The MySQL server is initialized and runs as a separate process from the Haskell application. During initialization, a shared library (libdpella_ffi_mysql.so) is created that contains the C function dpella_sample_random. This library is loaded into the MySQL server process. The SQL function dpella_sample_random is linked to the C function dpella_sample_random via the SQL command CREATE FUNCTION. The C function calls the Haskell function dpella_sample_random_hs via the Foreign Function Interface (FFI) which maps to the wrapped dpellaSampleRandom Haskell function. The Haskell code runs within the Haskell Runtime System (RTS) inside the MySQL process. The Haskell RTS is lazily initialized (thread-safe) via init_shared_state() (internally calling hs_init()) on the first call within the MySQL process.
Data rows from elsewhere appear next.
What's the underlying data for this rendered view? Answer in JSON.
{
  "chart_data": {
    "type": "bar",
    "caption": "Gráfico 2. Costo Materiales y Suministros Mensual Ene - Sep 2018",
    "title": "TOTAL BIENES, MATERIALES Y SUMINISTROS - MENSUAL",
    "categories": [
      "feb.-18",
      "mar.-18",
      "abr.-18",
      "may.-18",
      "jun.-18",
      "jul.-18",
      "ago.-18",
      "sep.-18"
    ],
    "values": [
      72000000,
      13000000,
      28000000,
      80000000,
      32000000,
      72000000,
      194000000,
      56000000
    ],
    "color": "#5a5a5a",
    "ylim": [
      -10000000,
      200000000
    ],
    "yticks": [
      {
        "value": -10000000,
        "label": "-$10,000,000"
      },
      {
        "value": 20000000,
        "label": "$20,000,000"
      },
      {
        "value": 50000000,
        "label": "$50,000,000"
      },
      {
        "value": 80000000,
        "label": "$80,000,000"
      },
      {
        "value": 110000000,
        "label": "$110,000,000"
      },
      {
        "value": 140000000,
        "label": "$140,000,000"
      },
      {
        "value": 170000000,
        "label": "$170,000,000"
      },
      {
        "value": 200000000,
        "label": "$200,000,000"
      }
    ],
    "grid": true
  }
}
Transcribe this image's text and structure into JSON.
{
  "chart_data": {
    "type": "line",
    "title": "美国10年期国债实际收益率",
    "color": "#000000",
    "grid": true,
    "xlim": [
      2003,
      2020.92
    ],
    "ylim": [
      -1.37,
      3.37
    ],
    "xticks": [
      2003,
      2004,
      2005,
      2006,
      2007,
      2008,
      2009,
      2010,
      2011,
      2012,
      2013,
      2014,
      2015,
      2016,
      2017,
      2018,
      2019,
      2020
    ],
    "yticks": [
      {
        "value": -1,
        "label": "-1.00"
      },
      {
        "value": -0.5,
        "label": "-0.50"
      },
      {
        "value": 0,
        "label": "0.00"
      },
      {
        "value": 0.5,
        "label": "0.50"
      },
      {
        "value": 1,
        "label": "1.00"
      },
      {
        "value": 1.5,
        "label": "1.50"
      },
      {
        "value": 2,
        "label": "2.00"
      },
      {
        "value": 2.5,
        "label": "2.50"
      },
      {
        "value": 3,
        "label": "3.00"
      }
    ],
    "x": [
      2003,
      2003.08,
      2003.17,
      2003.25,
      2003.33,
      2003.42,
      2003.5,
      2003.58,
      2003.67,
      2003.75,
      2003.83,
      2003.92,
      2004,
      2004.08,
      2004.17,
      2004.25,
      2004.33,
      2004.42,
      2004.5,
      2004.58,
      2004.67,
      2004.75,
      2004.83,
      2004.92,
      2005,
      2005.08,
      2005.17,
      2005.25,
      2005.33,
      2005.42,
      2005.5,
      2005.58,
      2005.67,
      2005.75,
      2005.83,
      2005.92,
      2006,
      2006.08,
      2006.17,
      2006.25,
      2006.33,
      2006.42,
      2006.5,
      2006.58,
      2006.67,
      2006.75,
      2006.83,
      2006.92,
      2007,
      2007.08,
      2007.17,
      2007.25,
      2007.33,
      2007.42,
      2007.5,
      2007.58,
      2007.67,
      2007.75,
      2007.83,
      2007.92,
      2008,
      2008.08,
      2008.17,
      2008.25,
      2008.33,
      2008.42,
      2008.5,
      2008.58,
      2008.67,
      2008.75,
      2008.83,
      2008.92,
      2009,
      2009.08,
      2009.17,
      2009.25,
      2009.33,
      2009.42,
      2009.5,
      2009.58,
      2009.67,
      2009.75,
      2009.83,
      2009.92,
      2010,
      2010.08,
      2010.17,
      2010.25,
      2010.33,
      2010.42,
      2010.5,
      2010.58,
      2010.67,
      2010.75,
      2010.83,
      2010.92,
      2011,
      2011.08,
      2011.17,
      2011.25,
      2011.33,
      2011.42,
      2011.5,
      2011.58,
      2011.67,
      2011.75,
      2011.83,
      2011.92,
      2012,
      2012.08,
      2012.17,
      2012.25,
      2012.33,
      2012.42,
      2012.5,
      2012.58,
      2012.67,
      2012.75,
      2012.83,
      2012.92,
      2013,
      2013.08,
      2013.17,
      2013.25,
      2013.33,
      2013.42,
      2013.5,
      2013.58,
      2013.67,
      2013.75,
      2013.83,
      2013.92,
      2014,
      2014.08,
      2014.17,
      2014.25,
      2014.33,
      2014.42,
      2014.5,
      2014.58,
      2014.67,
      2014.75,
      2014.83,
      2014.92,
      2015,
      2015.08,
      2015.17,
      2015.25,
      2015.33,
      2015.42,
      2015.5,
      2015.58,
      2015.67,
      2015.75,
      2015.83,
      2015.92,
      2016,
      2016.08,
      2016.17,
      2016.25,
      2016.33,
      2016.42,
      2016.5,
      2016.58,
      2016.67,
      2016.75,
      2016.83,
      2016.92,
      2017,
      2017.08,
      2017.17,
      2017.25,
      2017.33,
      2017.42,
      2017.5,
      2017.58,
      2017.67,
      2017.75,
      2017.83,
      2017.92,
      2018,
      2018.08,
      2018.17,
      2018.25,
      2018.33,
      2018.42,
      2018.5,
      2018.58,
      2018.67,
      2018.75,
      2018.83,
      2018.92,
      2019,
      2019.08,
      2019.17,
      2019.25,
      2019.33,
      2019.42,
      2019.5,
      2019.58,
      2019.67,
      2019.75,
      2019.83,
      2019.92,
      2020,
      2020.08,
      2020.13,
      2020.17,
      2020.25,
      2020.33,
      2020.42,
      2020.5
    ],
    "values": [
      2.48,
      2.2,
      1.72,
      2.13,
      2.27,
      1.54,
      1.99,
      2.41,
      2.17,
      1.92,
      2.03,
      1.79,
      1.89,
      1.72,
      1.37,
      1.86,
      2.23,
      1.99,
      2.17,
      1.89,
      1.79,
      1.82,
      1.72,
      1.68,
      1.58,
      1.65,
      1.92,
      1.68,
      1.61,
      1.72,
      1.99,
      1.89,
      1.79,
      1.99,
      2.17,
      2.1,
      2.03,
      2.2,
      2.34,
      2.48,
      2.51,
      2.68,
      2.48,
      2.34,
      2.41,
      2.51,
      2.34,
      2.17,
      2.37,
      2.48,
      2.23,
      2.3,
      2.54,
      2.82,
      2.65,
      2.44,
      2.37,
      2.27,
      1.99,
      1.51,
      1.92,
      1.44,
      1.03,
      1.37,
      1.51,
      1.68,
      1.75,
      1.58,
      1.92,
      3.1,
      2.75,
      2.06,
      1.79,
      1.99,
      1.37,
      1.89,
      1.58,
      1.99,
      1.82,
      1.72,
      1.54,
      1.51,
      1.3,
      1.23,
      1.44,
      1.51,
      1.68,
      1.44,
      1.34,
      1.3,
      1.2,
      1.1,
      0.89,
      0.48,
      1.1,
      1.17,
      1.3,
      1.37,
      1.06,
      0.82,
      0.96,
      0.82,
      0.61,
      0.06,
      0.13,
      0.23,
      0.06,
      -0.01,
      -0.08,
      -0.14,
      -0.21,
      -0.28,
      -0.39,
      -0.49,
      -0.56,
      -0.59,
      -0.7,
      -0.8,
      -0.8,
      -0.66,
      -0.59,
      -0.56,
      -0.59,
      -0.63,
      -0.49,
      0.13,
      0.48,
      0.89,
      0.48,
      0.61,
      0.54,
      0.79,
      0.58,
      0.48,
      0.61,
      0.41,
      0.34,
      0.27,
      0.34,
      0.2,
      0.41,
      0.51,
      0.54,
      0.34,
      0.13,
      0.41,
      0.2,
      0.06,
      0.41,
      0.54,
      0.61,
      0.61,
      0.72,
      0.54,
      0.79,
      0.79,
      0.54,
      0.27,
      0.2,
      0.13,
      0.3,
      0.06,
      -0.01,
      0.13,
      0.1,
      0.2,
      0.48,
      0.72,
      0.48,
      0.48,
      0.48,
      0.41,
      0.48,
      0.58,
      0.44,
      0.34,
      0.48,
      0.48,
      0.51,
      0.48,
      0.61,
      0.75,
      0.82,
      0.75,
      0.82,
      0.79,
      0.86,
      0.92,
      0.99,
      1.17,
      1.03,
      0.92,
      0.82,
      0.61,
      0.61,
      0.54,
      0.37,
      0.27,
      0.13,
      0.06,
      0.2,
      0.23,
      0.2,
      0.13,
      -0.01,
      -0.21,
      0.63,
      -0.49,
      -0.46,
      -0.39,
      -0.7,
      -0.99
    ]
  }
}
To execute SQL queries, the application uses the query_ function from the MySQL client library mysql-simple. Queries referring to the registered SQL function dpella_sample_random will trigger the execution of the Haskell function dpella_sample_random_hs within the MySQL process.

Key steps
  1. Define the SQL function dpella_sample_random in the MySQL plugin file (init.sql) via the CREATE FUNCTION procedure.
  2. Initialize the Haskell runtime lazily within the MySQL process using init_shared_state.
  3. Implement the C function dpella_sample_random to handle SQL calls and invoke the Haskell function dpella_sample_random_hs via FFI.

Details

6. Summary of Approaches

Feature SQLite PostgreSQL MySQL
Integration method Direct API registration C Extension + FFI C UDF + FFI
Complexity Low High Medium
Scalability Limited (single process) High Medium
Runtime management Simple (App scope) Explicit (_PG_init) Lazy Init (First Call)
State (NoiseGen) Scope Per Connection (SQLEnv) Global FFI Module Global FFI Module
Invocation Path SQL -> sqlite-simple -> Haskell SQL -> C Extension -> FFI -> Haskell SQL -> C UDF -> FFI -> Haskell
Best use case Lightweight domains Large scale, complex queries Moderate load

7. Conclusion

Integrating Haskell functions like dpella_sample_random into SQL databases demonstrates the flexibility of combining Haskell’s type safety with the efficiency of relational databases. In this report, we explored the feasibility of integrating Haskell functions into three different SQL engines, each offering a unique approach to the integration process tied with different trade-offs:

The choice of approach depends on the specific requirements for scalability, deployment complexity, and state management. By leveraging common Haskell wrapper modules, developers can simplify application-level code while adapting to the operational characteristics of each database engine.